L’ammontare dei sussidi globali dello scorso anno è molto più alto della media degli anni precedenti, ed è la conseguenza delle numerose misure introdotte dai governi per contenere l’impatto dell’aumento dei prezzi dell’energia su famiglie e imprese.

Alla COP di quest’anno l’Unione Europea proporrà una riduzione dei sussidi pubblici, che comprendono sia finanziamenti per la ricerca di nuovi giacimenti e per lo sviluppo di tecnologie per sfruttarli, sia le iniziative per calmierare i prezzi di carburante ed energia nelle case. Questa proposta probabilmente sarà osteggiata dai paesi in via di sviluppo, che vorrebbero poter sfruttare i combustibili fossili per far crescere la propria economia come hanno fatto per decenni i paesi più sviluppati.

In generale i sussidi servono agli stati per promuovere alcuni tipi di comportamenti desiderabili: tramite i sussidi lo stato rende conveniente per le aziende produrre un certo bene e per i consumatori comprarlo. I sussidi per i combustibili fossili sono sempre al centro di grandi discussioni di carattere etico, perché con questi lo stato sta di fatto incentivando la produzione e il consumo di sostanze dannose per l’ambiente. Allo stesso tempo per smettere del tutto di usarli bisognerebbe cambiare radicalmente il funzionamento delle società, perché gran parte dei sistemi economici e sociali si basa ancora sull’uso di queste fonti di energia. Oltre all’improvviso aumento dei costi energetici, che causerebbe a catena l’aumento dei prezzi di praticamente tutto, non abbiamo ancora soluzioni su larga scala per i mezzi di trasporto.

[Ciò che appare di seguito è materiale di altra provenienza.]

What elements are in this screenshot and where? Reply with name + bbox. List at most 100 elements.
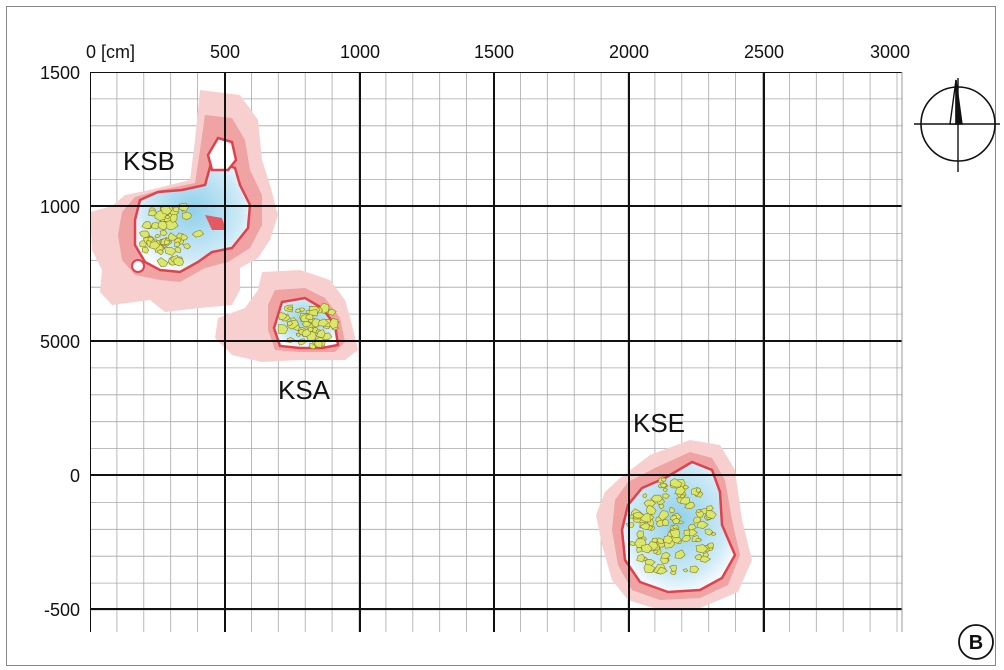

I sussidi ai combustibili fossili si dividono in espliciti e impliciti. I sussidi espliciti sono solitamente di entità piuttosto contenuta. Sono tipicamente misure indirizzate direttamente al settore energetico e prevedono un effettivo esborso da parte dello stato per consentire la vendita di energia a un prezzo più basso di quello che il mercato richiederebbe: in questa categoria rientrano tipicamente quelli che sono serviti ai governi per calmierare il costo dell’energia durante la crisi energetica dello scorso anno. Per esempio in Italia li ha introdotti il governo di Mario Draghi nel 2021 e 2022 sotto forma di sconto sulle accise per i carburanti, che hanno nei fatti abbassato i prezzi alla pompa, e l’azzeramento di varie voci nelle bollette per compensare l’aumento del costo della materia prima.

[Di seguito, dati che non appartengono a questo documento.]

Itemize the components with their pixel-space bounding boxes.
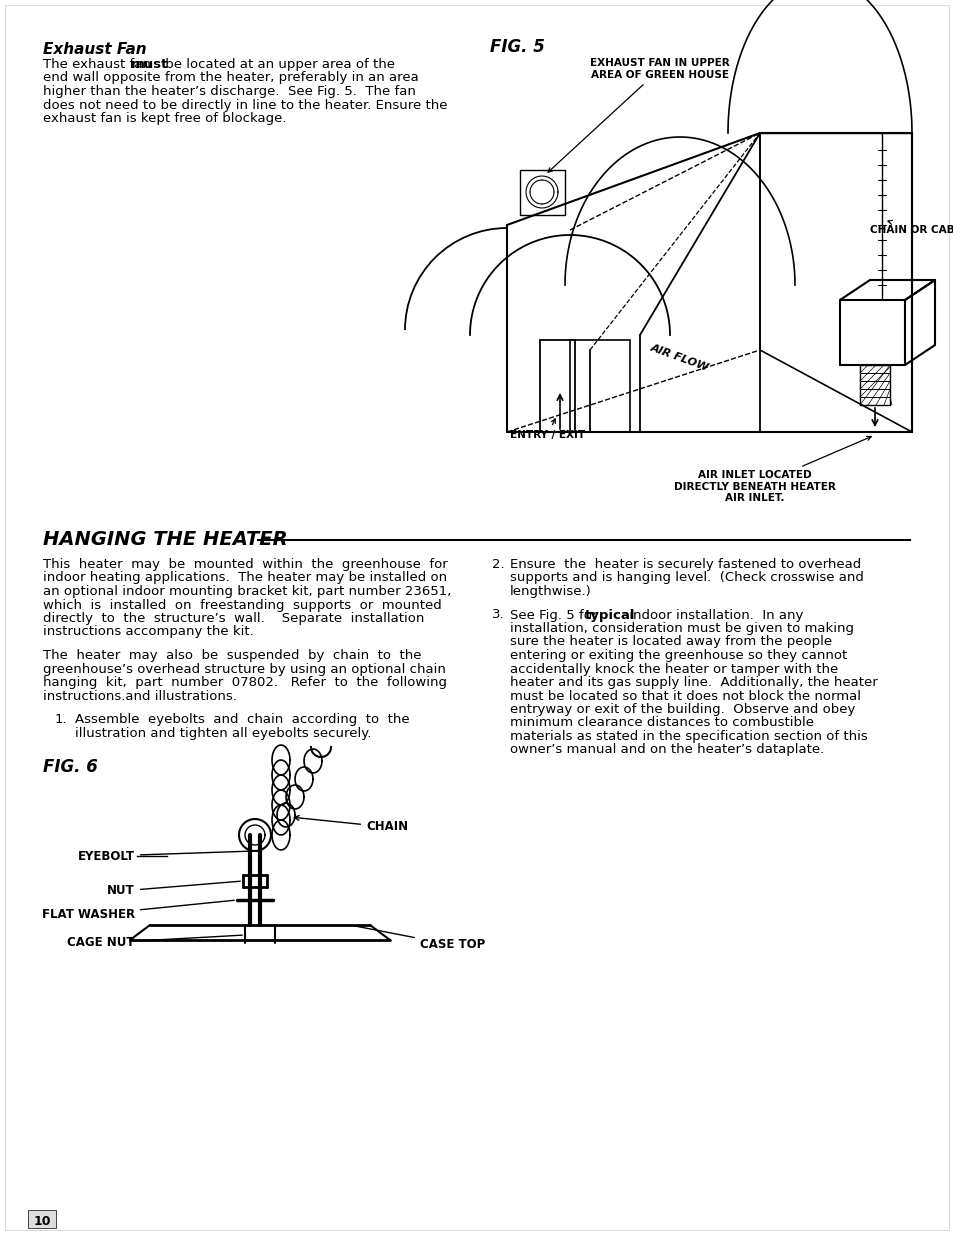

Nel 2022 a livello globale questi sussidi sono quasi raddoppiati rispetto all’anno precedente, passando da 745,8 a 1.326,4 miliardi di dollari. Il Fondo Monetario Internazionale stima che diminuiranno già da quest’anno, man mano che i prezzi dell’energia torneranno più bassi.

I sussidi impliciti sono più grandi, ma più impercettibili. Comprendono tutti quei soldi che gli stati danno indirettamente al settore senza fare misure ad hoc, per esempio tramite l’applicazione di sconti fiscali. Ma il grosso dei sussidi impliciti sono le cosiddette esternalità, ovvero gli effetti negativi che i combustibili fossili generano sull’ambiente e sulla società, e che quindi rappresentano un costo per la collettività, sebbene appunto implicito: tra questi tipicamente rientrano i danni alla salute o gli effetti di congestione del traffico, per esempio. A livello mondiale sono stati pari a 5.710 miliardi di dollari nel 2022, in aumento rispetto ai 5.204 del 2021, e il Fondo Monetario Internazionale stima che possano ancora crescere negli anni a venire.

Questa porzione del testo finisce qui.